With the database of experience—collected through the reinsurance company—the advisors had unique insight on product profitability. Typically, when product profits exceed expectations, carriers keep the money and create new versions of products with better pricing (based on the better mortality). These advisors saw an issue with this. Why wouldn’t you reward the current policyholders who created the value?

When life insurance companies design a product series, they typically seek to earn a profitable return. A large influence on this is the mortality of the insurance pool. If the pool of insureds lives longer than originally forecast, then the carrier is taking in more premiums over a longer period of time. In addition, the carriers are also subtracting monthly mortality and expense charges from the cash value portion of the policies for longer periods of time. Bottom line—better mortality results in more profit for the carriers.

When this occurs in the retail market, the carriers keep these excess profits and they may create a new version of the product. This new version will have better pricing since it reflects the newer mortality experience of that particular carrier’s block of business. So policyholders of the new version get the benefit of the more profitable experience generated by policyholders of the previous version. To take advantage of the better pricing, policyholders of the original policy would have to surrender their policy, go through underwriting again (which may be an issue based on changes in health), and buy the new version of the product.

Again, the advisors saw an issue with this and presented a compelling case that a portion of the profits in excess of original projections should be returned to existing policyholders. This return of profits manifests itself in the reduction of costs to the existing policy holder.

We are also seeing persistency bonus credits where policy holders may get as much as a 50 basis point increase in their return for staying on the carrier’s books for a long period of time. All of this can represent permanent reductions in the internal costs of the products.

The impact of lower charges can be significantly positive for the policyholder. Take the example of a 65 year old male who obtained an institutional policy in June 1997. The policy was designed to have an 8% net rate of return with a premium outlay of $85,985 for ten years. During the ensuing years, the policy experienced three cost of insurance charge reductions and three reductions in asset-based charges. As a result, instead of requiring a premium of $85,985 for 10 years, the same objectives could be achieved with a premium of $74,065 for 10 years. This represents a 14% premium reduction.
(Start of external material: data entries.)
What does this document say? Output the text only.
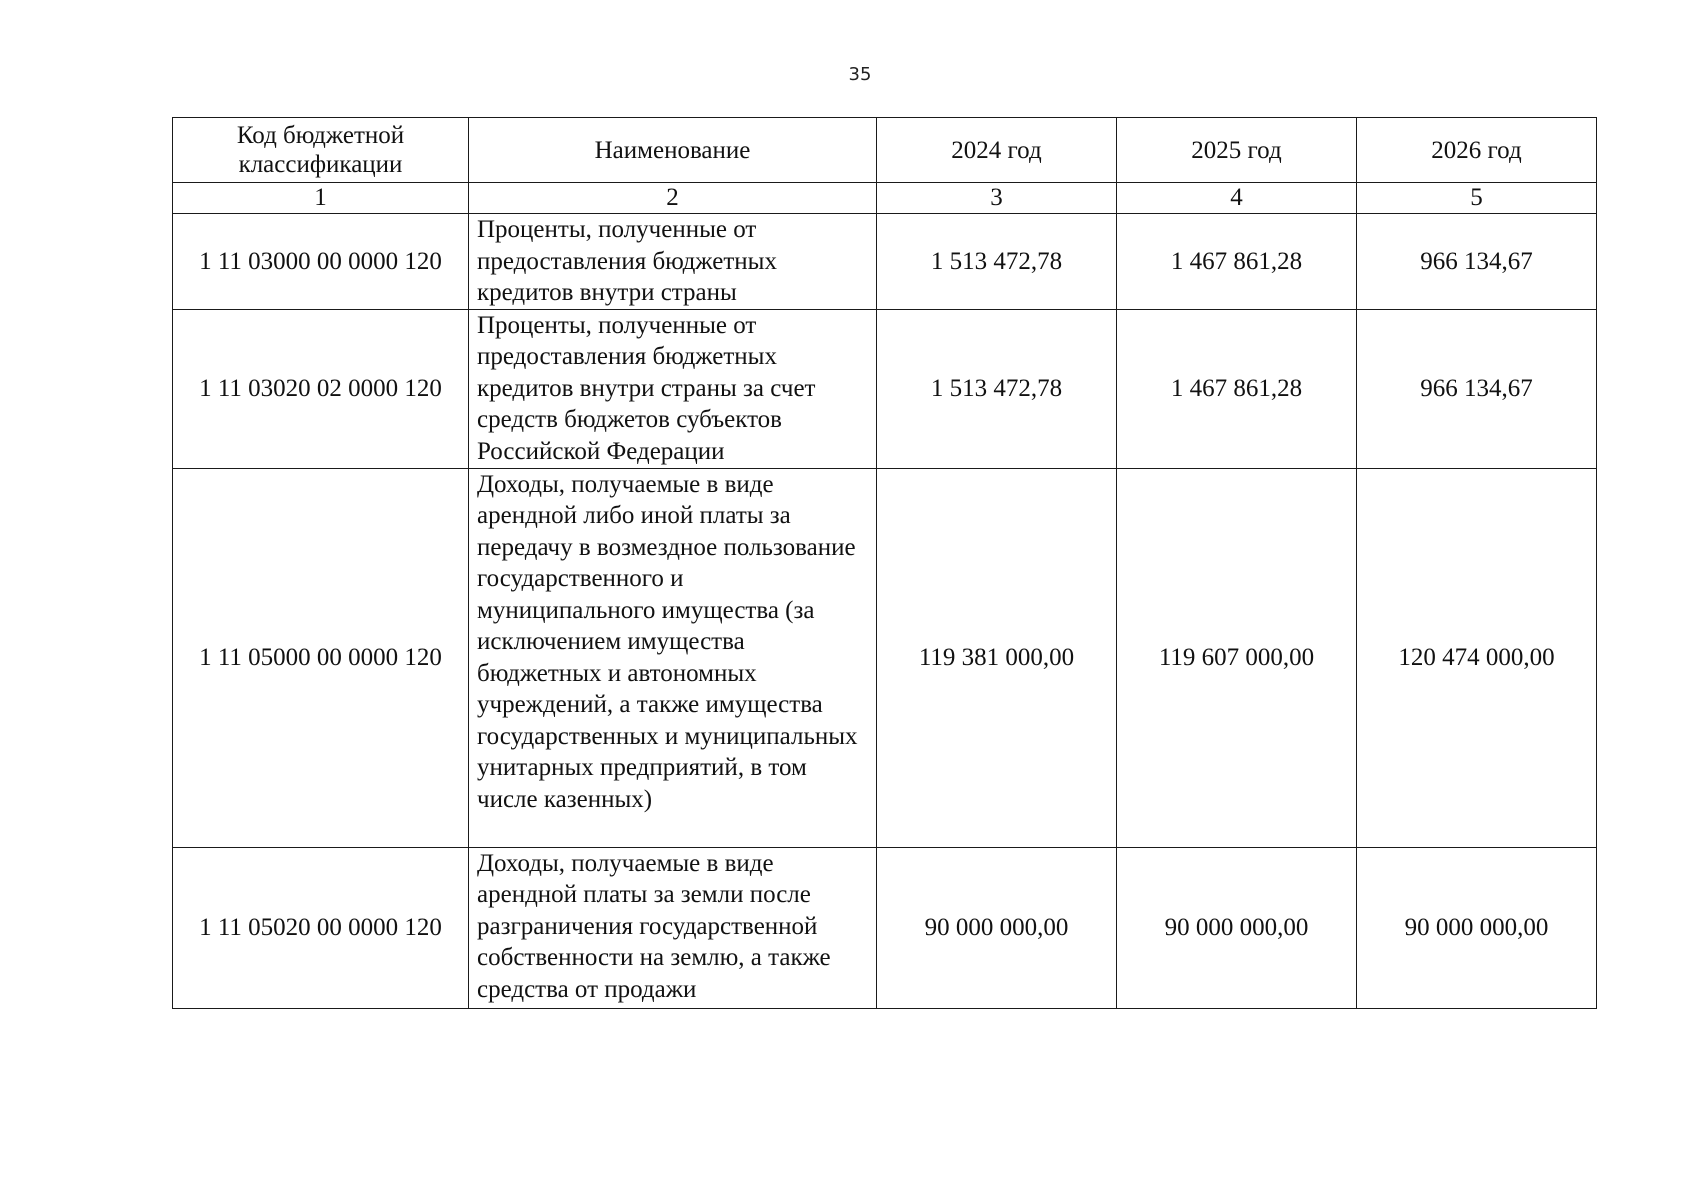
35
Код бюджетной классификации	Наименование	2024 год	2025 год	2026 год
1	2	3	4	5
1 11 03000 00 0000 120	Проценты, полученные от предоставления бюджетных кредитов внутри страны	1 513 472,78	1 467 861,28	966 134,67
1 11 03020 02 0000 120	Проценты, полученные от предоставления бюджетных кредитов внутри страны за счет средств бюджетов субъектов Российской Федерации	1 513 472,78	1 467 861,28	966 134,67
1 11 05000 00 0000 120	Доходы, получаемые в виде арендной либо иной платы за передачу в возмездное пользование государственного и муниципального имущества (за исключением имущества бюджетных и автономных учреждений, а также имущества государственных и муниципальных унитарных предприятий, в том числе казенных)	119 381 000,00	119 607 000,00	120 474 000,00
1 11 05020 00 0000 120	Доходы, получаемые в виде арендной платы за земли после разграничения государственной собственности на землю, а также средства от продажи	90 000 000,00	90 000 000,00	90 000 000,00
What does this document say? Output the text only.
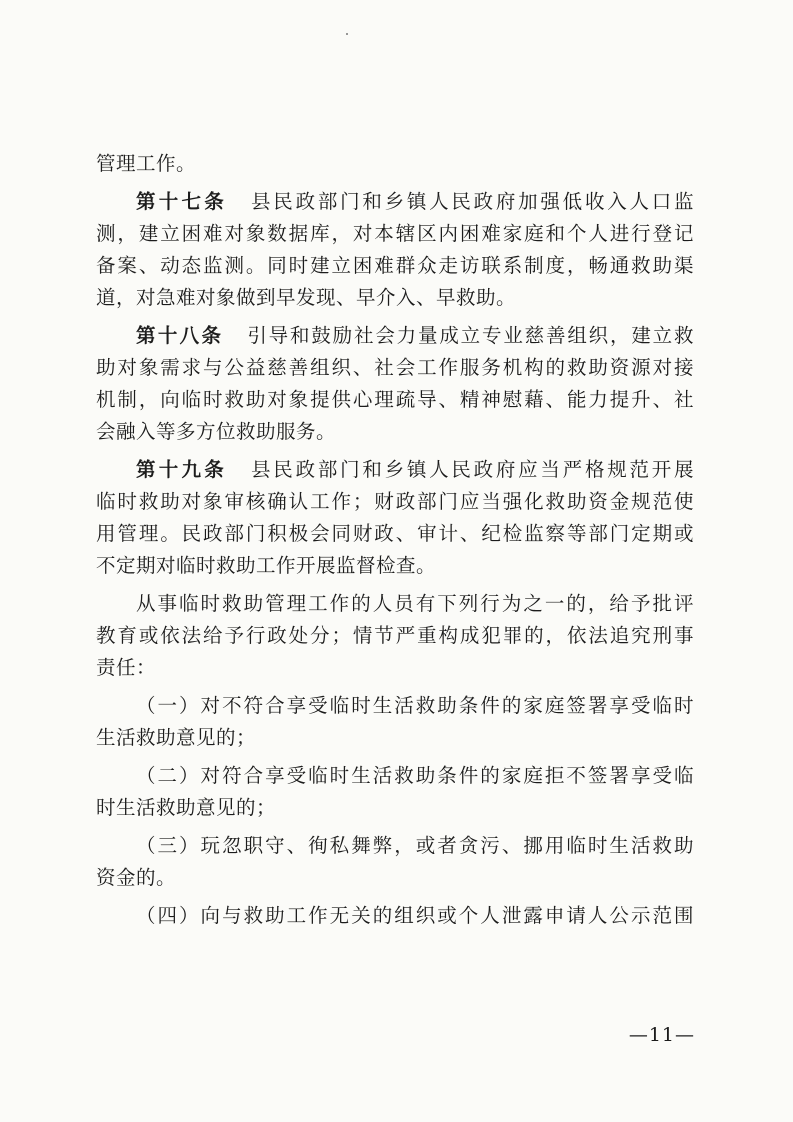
管理工作。
第十七条 县民政部门和乡镇人民政府加强低收入人口监
测，建立困难对象数据库，对本辖区内困难家庭和个人进行登记
备案、动态监测。同时建立困难群众走访联系制度，畅通救助渠
道，对急难对象做到早发现、早介入、早救助。
第十八条 引导和鼓励社会力量成立专业慈善组织，建立救
助对象需求与公益慈善组织、社会工作服务机构的救助资源对接
机制，向临时救助对象提供心理疏导、精神慰藉、能力提升、社
会融入等多方位救助服务。
第十九条 县民政部门和乡镇人民政府应当严格规范开展
临时救助对象审核确认工作；财政部门应当强化救助资金规范使
用管理。民政部门积极会同财政、审计、纪检监察等部门定期或
不定期对临时救助工作开展监督检查。
从事临时救助管理工作的人员有下列行为之一的，给予批评
教育或依法给予行政处分；情节严重构成犯罪的，依法追究刑事
责任：
（一）对不符合享受临时生活救助条件的家庭签署享受临时
生活救助意见的；
（二）对符合享受临时生活救助条件的家庭拒不签署享受临
时生活救助意见的；
（三）玩忽职守、徇私舞弊，或者贪污、挪用临时生活救助
资金的。
（四）向与救助工作无关的组织或个人泄露申请人公示范围
—11—
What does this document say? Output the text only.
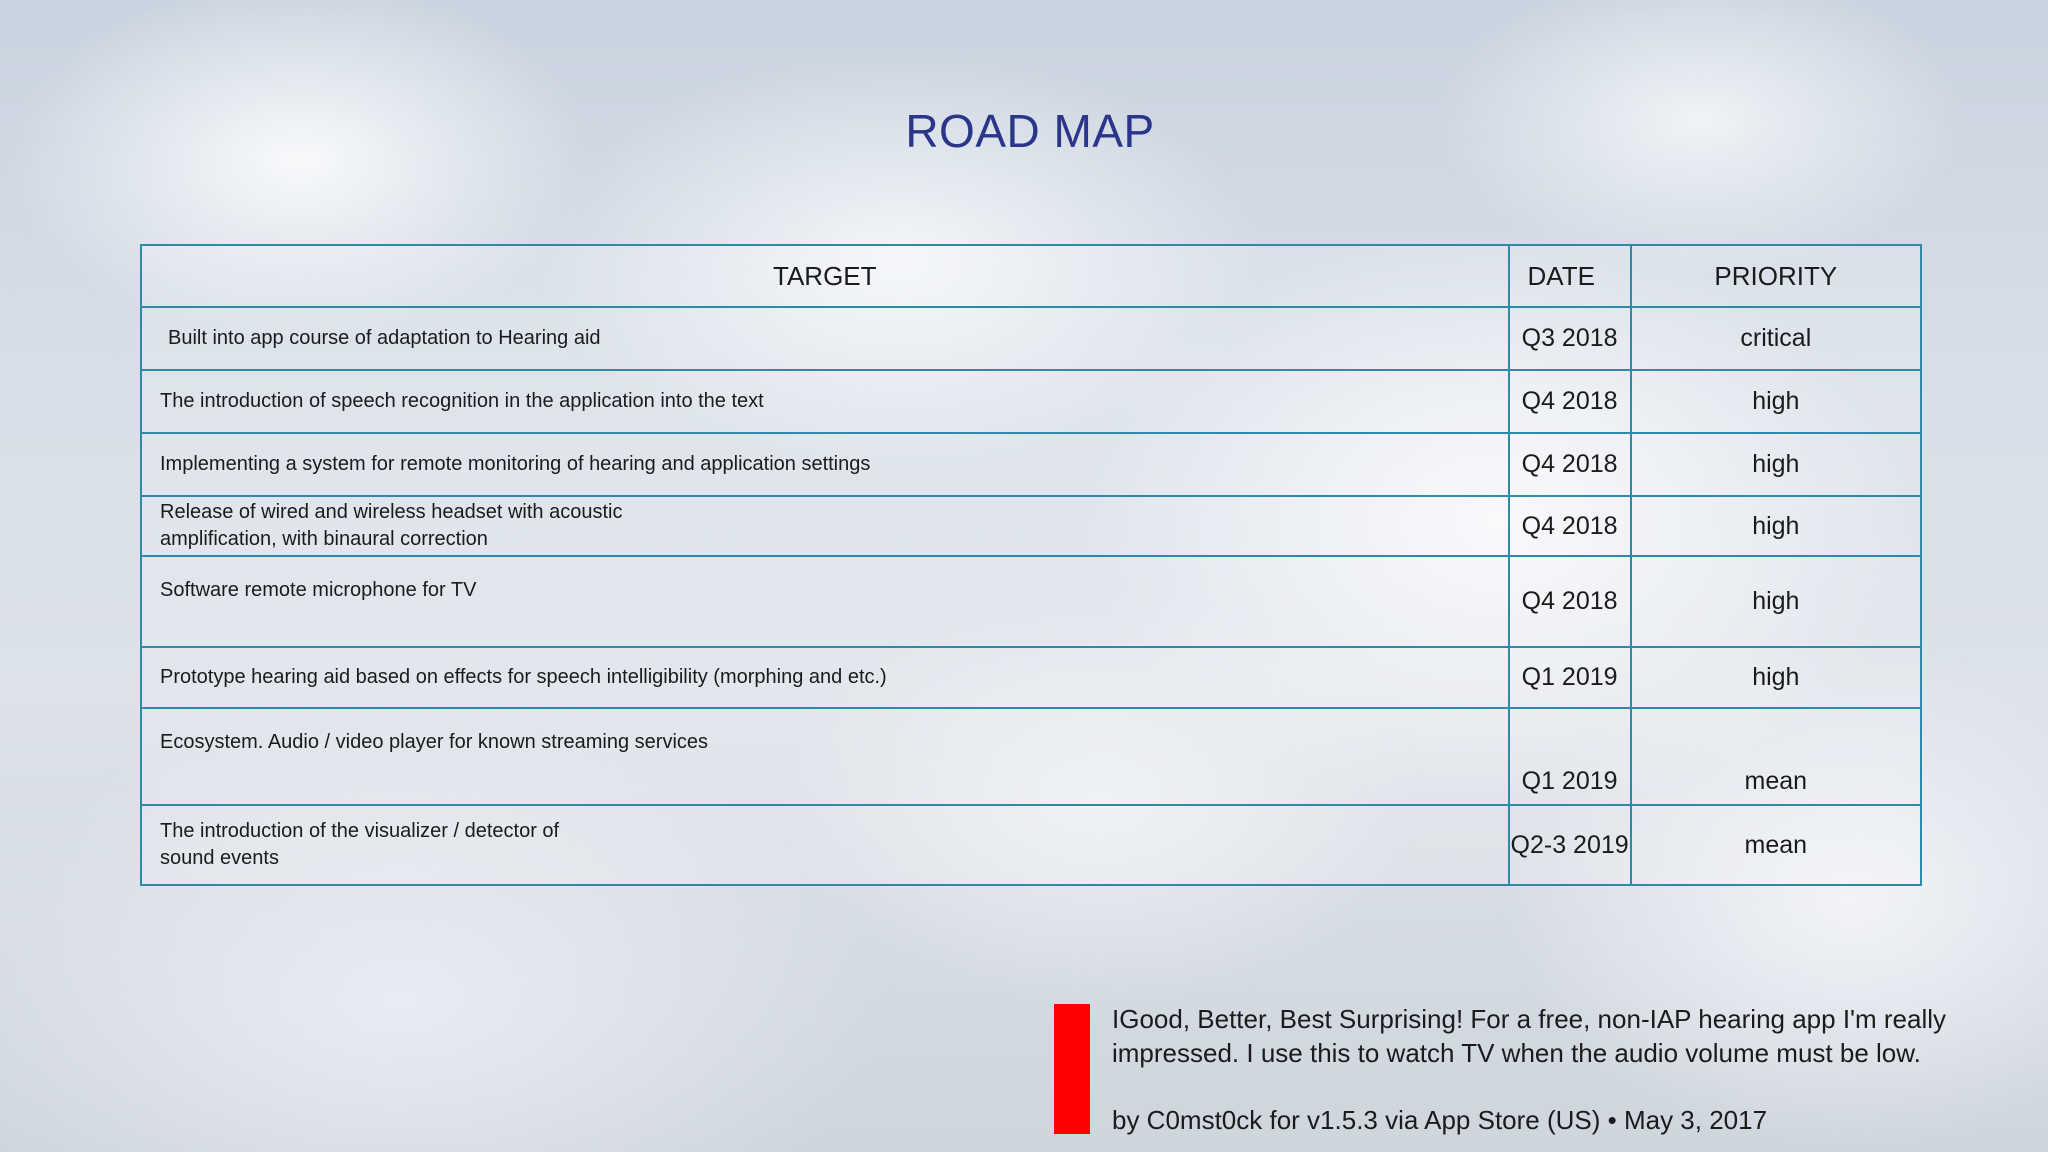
ROAD MAP
TARGET	DATE	PRIORITY

Built into app course of adaptation to Hearing aid	Q3 2018	critical

The introduction of speech recognition in the application into the text	Q4 2018	high

Implementing a system for remote monitoring of hearing and application settings	Q4 2018	high

Release of wired and wireless headset with acoustic
amplification, with binaural correction	Q4 2018	high

Software remote microphone for TV	Q4 2018	high

Prototype hearing aid based on effects for speech intelligibility (morphing and etc.)	Q1 2019	high

Ecosystem. Audio / video player for known streaming services	Q1 2019	mean

The introduction of the visualizer / detector of
sound events	Q2-3 2019	mean
IGood, Better, Best Surprising! For a free, non-IAP hearing app I'm really impressed. I use this to watch TV when the audio volume must be low.
by C0mst0ck for v1.5.3 via App Store (US) • May 3, 2017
Another way to look at it is instead of needing an 8% net return, the policy needed only a 6.68% net rate of return to achieve the same result. This represents a 132 basis point difference. Imagine the impact this would have for a family with significant life insurance holdings.

While past experience is no guarantee of future performance, the principals are solidly in place. From the pricing of the product at the outset to the in-force management of an existing policy when even more favorable experience emerges, these advisors established a level of client advocacy that remains unmatched in the life insurance industry.

When evaluating product options, in some instances a wealth management lens can be a good way to view your life insurance portfolio—particularly when issues of efficiency and effectiveness are important to a family. Affluent individuals can take advantage of their socio-economic demographics to join a risk pool with an opportunity to participate in future mortality gains and expense reductions. As we have seen, sometimes the return of these basis points can have  an important influence on the performance of the policies. This is critical when considering the various factors affluent families evaluate when purchasing life insurance. Given the opportunity, affluent families often, if not always, want the opportunity to chase those basis points.